Commentary: Indictments Show Horse Racing’s Existing Regulatory System Is Not Working

by | 03.13.2020 | 3:23pm

It came as no surprise and, in fact, it was expected that in the wake of the recent arrests by the FBI the long line of individuals and organizations entrenched in their defense of the status quo would come forward with the usual litany of nonsensical assertions and rationalizations.

I work with several of these organizations on a daily basis and have come to value their viewpoints on many diverse areas of equine health, safety and aftercare. That is up to the point of what's needed to reform the United States' dysfunctional horse racing drug testing and enforcement system.

The 38th parallel in this debate separates those who believe the current system of regulation only requires a few tweaks to sufficiently keep pace with the endless line of threats to the integrity of horse racing.

On the other side are those of us who believe that a new model for medication regulation is critical to the survival of the sport. This includes an independent regulatory authority, free from conflict and with the intelligence, credentials, and wisdom in the principles of clean sport to regulate competition. We need a regulatory model that leverages the areas of the existing system that show promise while substantially reinforcing those areas where it is failing.

In the most recent defense of the status quo, I noted the following comments by opponents of medication reform and the Horseracing Integrity Act:

This is a bad news good news story … the good news is the industry is capable of rooting this kind of conduct out, they're able to deal with it and send a message of deterrence and I think that is the message here,” said Alan Foreman on Steve Byk's At The Races radio show on March 10.

His clear implications were that the state regulatory authorities where the indicted individuals were based somehow initiated these investigations with the FBI. Moreover, that somehow the state regulatory authorities have the expertise and resources to ferret out the bad actors and exorcise them from the sport.

Nothing could be further from the truth.

In 2016, The Jockey Club engaged the international private investigative firm 5 Stones intelligence (5Si) to critically analyze and make recommendations for improvement to the investigative infrastructure of pari-mutuel horse racing.
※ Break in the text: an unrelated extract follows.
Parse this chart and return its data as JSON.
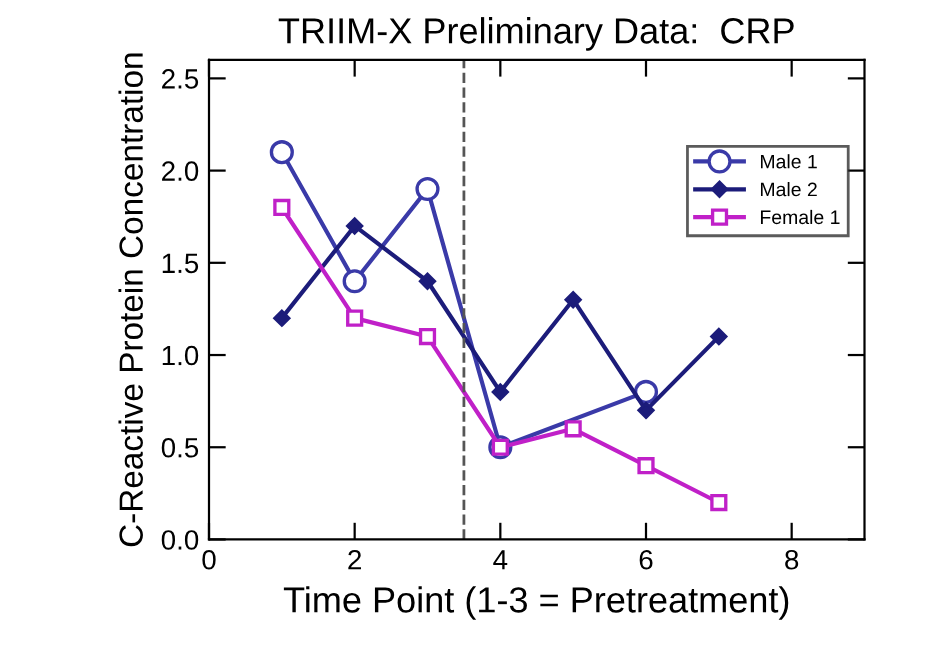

Based upon evidence of criminal activity discovered during the investigation, 5Si recommended that federal law enforcement officials should be notified.

I had to replay Foreman's comments on At the Races repeatedly, each time with growing incredulity because of his testimony to Congress in 2018: “So the question therefore that has to be asked, is what is the crisis? What is the overriding federal interest that requires the federal government to cast aside the states in a sweeping takeover of a state sanctioned, state regulated industry that does its job well? The answer is there is none.”
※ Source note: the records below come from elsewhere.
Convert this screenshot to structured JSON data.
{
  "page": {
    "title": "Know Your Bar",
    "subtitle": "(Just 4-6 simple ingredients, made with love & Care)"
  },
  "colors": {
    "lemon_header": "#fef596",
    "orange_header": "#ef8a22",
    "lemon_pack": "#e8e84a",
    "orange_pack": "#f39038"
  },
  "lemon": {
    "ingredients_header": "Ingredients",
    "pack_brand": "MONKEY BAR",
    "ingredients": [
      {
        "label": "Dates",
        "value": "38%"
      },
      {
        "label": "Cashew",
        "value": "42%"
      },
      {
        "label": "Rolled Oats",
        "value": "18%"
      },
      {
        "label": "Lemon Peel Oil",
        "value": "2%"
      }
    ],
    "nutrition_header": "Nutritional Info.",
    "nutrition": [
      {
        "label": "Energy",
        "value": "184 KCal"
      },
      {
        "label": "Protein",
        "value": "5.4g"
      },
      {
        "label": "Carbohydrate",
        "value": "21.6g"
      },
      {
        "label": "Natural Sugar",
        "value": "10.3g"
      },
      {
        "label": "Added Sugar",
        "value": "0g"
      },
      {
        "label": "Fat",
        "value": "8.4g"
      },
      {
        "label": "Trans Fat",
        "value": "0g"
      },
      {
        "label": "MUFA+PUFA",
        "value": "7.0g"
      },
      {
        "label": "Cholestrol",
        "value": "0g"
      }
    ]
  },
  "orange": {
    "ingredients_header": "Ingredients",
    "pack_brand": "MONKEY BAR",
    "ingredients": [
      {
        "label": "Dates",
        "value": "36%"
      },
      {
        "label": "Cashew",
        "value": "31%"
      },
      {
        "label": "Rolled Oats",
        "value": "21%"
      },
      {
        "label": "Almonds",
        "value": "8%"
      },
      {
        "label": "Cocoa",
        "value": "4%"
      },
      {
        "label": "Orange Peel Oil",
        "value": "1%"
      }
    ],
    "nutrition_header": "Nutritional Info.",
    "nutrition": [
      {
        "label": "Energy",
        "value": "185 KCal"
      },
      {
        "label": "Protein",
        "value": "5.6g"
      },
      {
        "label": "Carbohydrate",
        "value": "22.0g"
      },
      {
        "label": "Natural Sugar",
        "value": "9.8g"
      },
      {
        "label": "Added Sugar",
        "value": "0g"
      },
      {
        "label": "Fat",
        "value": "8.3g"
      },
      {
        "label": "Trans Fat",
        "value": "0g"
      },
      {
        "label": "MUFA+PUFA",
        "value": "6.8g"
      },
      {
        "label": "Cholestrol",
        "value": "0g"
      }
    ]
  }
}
The crisis is here, and illegal drugging has grown for years due to the lack of effective regulatory oversight by the states. As a result, a culture of cheating without consequence is allowed to thrive, and that culture denies the honest stakeholders and fans the level playing field essential to growing the sport.

Another vocal opponent of comprehensive drug reform and the Horseracing Integrity Act is Ed Martin of the Association of Racing Commissioners International (ARCI), who wrote in the Paulick Report on March 10, “The severity of the allegations should come as no surprise. Illegal drug manufacturing and distribution, falsified veterinary records and prescriptions, fraudulent labeling, and illegal doping of horses have all been openly discussed at ARCI meetings in recent years as racing commissions moved to actively involve other enforcement entities and police agencies in efforts to utilize the full gamut of government authority to combat what we all knew was transpiring.”

I admire Ed's candid admission that discussions regarding the various illegal activities had at least occurred over the years within ARCI. However, what actions have resulted from those discussions that were related to the activities announced by the FBI on Monday?

Zero.

The ARCI and state regulatory authorities had little or nothing to do with the arrests and federal indictments. The fact is that a few industry organizations, concerned individuals, and progressive racetracks boldly chose to stand up for integrity, fairness and the health and safety of the athletes.

After years of opposition to medication reform and opposition to the Horseracing Integrity Act, the only thing that opponents can cling to in the wake of federal indictments is that “the system worked.”  Of course, that isn't true. The industry's system of medication control and regulation has been failing horse racing for years, and it needs to change.

The change we are recommending is an enforcement authority majority controlled by the United States Anti-Doping Agency (USADA), a proven anti-doping regulator of international prominence that understands the necessity of investigation in addition to testing. It was through tenacious investigation that USADA revealed the systematic and persistent doping in cycling that ultimately led to the downfall of Lance Armstrong. It is safe to say that USADA would bring the same dogged persistence to investigating wrongdoing in horse racing.

As noted, the investigatory network horse racing has relied upon for years is haphazard and uncoordinated. Horse racing spans more than 30 states, and a nationwide effort was required by the FBI as it investigated broad networks of individuals located around the country.

A single, nationwide, federally empowered anti-doping authority with congressionally granted investigatory powers is more necessary than ever. If you were an owner, trainer, jockey or bettor, who better would you want to safeguard our game?

Matt Iuliano is executive vice president and executive director of The Jockey Club.